18 de septiembre de 2016

Alimento para los buitres (XVII)

—Dicen de mí que no puedo matar a nadie y sin embargo aquí estás, moribundo y descarnado, a la espera de que algún día me olvide de ti y del daño que aún te debo. Ten por seguro que mil veces gastaría el tiempo invertido en esto si con ello consiguiera un poquito de paz, o al menos no recordar la extraña manera que tuviste de despertarme.

No debiste subestimar el orgullo que todavía guardaba. Condujiste mi imaginación por senderos de árboles enfermos, hasta leí al Marqués de Sade por ti. Qué vividos fueron los primeros sueños… Porque el ingenio no lo agudiza el hambre, ¿sabes?, sino el miedo a morir sin dejar una obra que nos recuerde. Yo sé que tu intención no fue crearme, absurdo hasta para ti, tan sólo castigarme, o cobrarte un precio excesivo por eso que dicen vendes por las esquinas. Sin embargo, este ego que te habla no es un rebote circunstancial, es tu reacción igual y opuesta, pero más sádica.

Remordimientos todavía me quedan, aunque haya intentado encerrarlos en el mismo cajón de los gritos, conservo los que me ayudan a ser alguien más del montón de descartes. Aquí no hay porqué, contigo hasta en las venas no hacen acto de presencia. ¿Imaginas que te hubiese permitido huir? Lo intentaste, con valorable arrojo además; despertar sin bridas ni cuerdas, sin mí, engendraría fantasías en cualquiera, pero no fue de sensatez de lo que hiciste alarde después de varias semanas postrado en un camastro negociando tu precio con la muerte. Ya no podía ir peor. Claro. Pues sí, sí que podía, corazón.

Colgado por los pies me recuerdas a las fotografías de pescadores de tiburones; quizás debiera inmortalizar el momento una vez agotado tu último aliento y colgar el trofeo de veinte por treinta en el cuarto de estar. Curioso cuadro que enseñar a mis hijos si llego a tenerlos. “—¿A qué te dedicabas, mamá? —A cazar bestias, mi amor. —¿Y era peligroso? —Menos que el primer día de clase”. Y después de un beso en la frente le explicaría que tu imagen no es más que un montaje hecho con ordenador por un amigo chistoso. Cuentos. Todas las madres explican el suyo.

Tú no verás ese día.

A un ratio de doscientos setenta mililitros por minuto, cuando haya cortado tu carótida, te quedarán dos o tres de sufrimiento antes de perder la conciencia. Ese es todo el tiempo que te resta de cuerpo y pena. Podría acortar la agonía, sólo debería seccionar una arteria más. Y me perdería ver cómo sientes que se te cuela la vida por el sumidero. Si el éxtasis se parece a algo, debe ser a eso.

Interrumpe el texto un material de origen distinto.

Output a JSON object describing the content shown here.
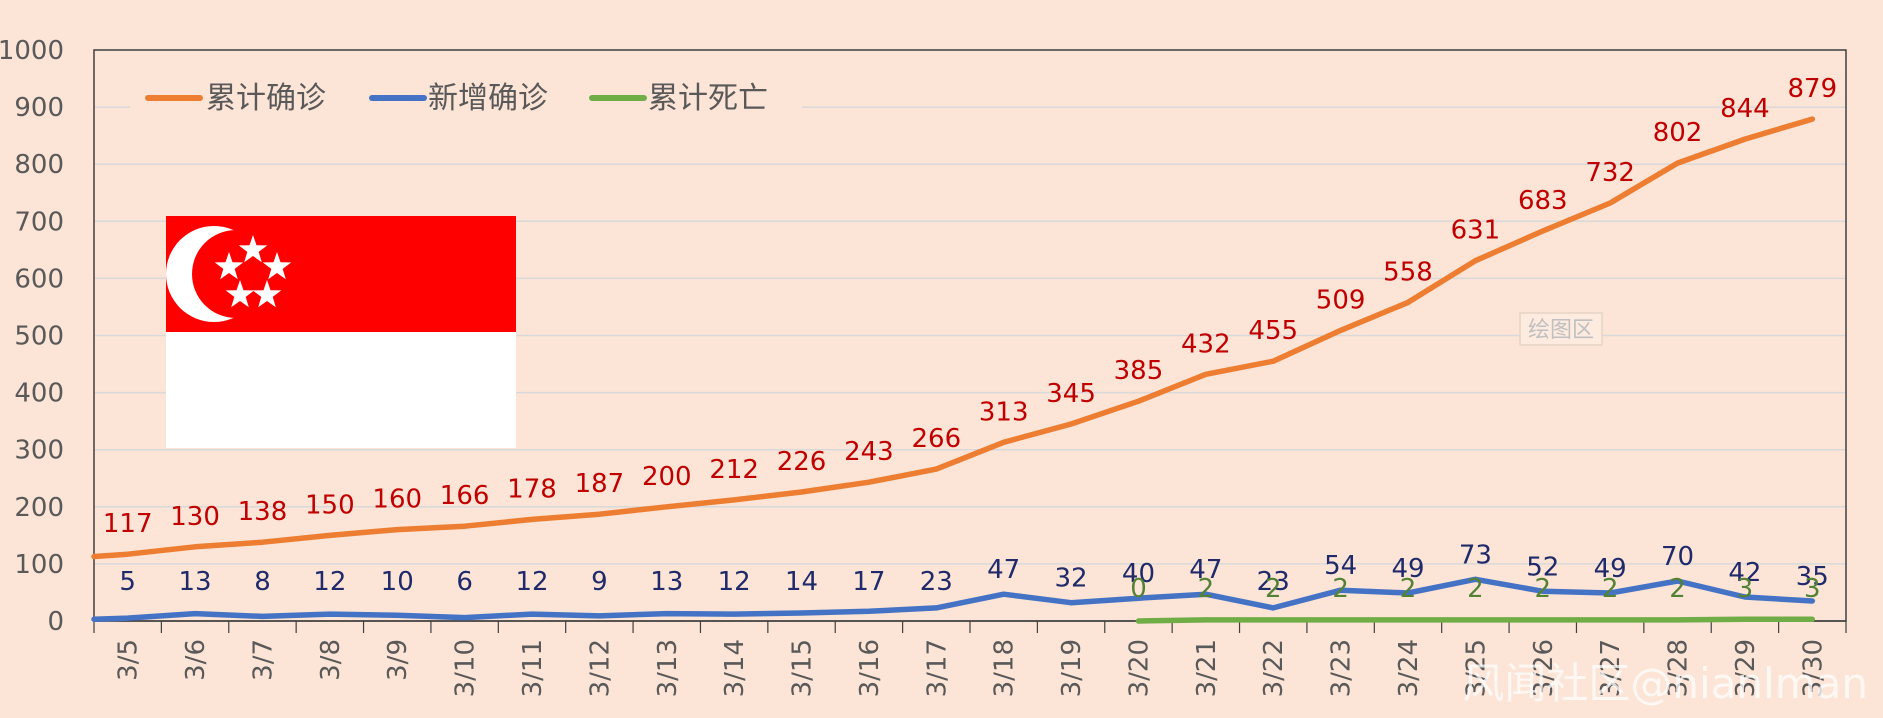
{
  "chart_data": {
    "type": "line",
    "x": [
      "3/5",
      "3/6",
      "3/7",
      "3/8",
      "3/9",
      "3/10",
      "3/11",
      "3/12",
      "3/13",
      "3/14",
      "3/15",
      "3/16",
      "3/17",
      "3/18",
      "3/19",
      "3/20",
      "3/21",
      "3/22",
      "3/23",
      "3/24",
      "3/25",
      "3/26",
      "3/27",
      "3/28",
      "3/29",
      "3/30"
    ],
    "series": [
      {
        "name": "累计确诊",
        "color": "#ed7d31",
        "label_color": "#c00000",
        "values": [
          117,
          130,
          138,
          150,
          160,
          166,
          178,
          187,
          200,
          212,
          226,
          243,
          266,
          313,
          345,
          385,
          432,
          455,
          509,
          558,
          631,
          683,
          732,
          802,
          844,
          879
        ]
      },
      {
        "name": "新增确诊",
        "color": "#4472c4",
        "label_color": "#1f2a6b",
        "values": [
          5,
          13,
          8,
          12,
          10,
          6,
          12,
          9,
          13,
          12,
          14,
          17,
          23,
          47,
          32,
          40,
          47,
          23,
          54,
          49,
          73,
          52,
          49,
          70,
          42,
          35
        ]
      },
      {
        "name": "累计死亡",
        "color": "#70ad47",
        "label_color": "#548235",
        "values": [
          null,
          null,
          null,
          null,
          null,
          null,
          null,
          null,
          null,
          null,
          null,
          null,
          null,
          null,
          null,
          0,
          2,
          2,
          2,
          2,
          2,
          2,
          2,
          2,
          3,
          3
        ]
      }
    ],
    "ylim": [
      0,
      1000
    ],
    "yticks": [
      0,
      100,
      200,
      300,
      400,
      500,
      600,
      700,
      800,
      900,
      1000
    ],
    "grid": true,
    "legend": "top-left",
    "title": "",
    "xlabel": "",
    "ylabel": ""
  },
  "overlay": {
    "plot_area_label": "绘图区",
    "watermark": "风闻社区@nianlman",
    "flag_icon": "singapore-flag-icon",
    "background_color": "#fce4d6"
  }
}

¿Tienes algo qué decir? ¿Unas últimas palabras? ¿Tu testamento? ¿Tal vez algún mensaje para tu gente?

—Que te den por el culo, puta loca de mierda.

—¿Por qué no me sorprendes?

En cuanto el cuchillo reaparece entre la carne, mis manos, mi cara y mi pelo chorrean tu sangre bajo la lluvia macabra. No lo siento. Ni en el alma que digo que no tengo.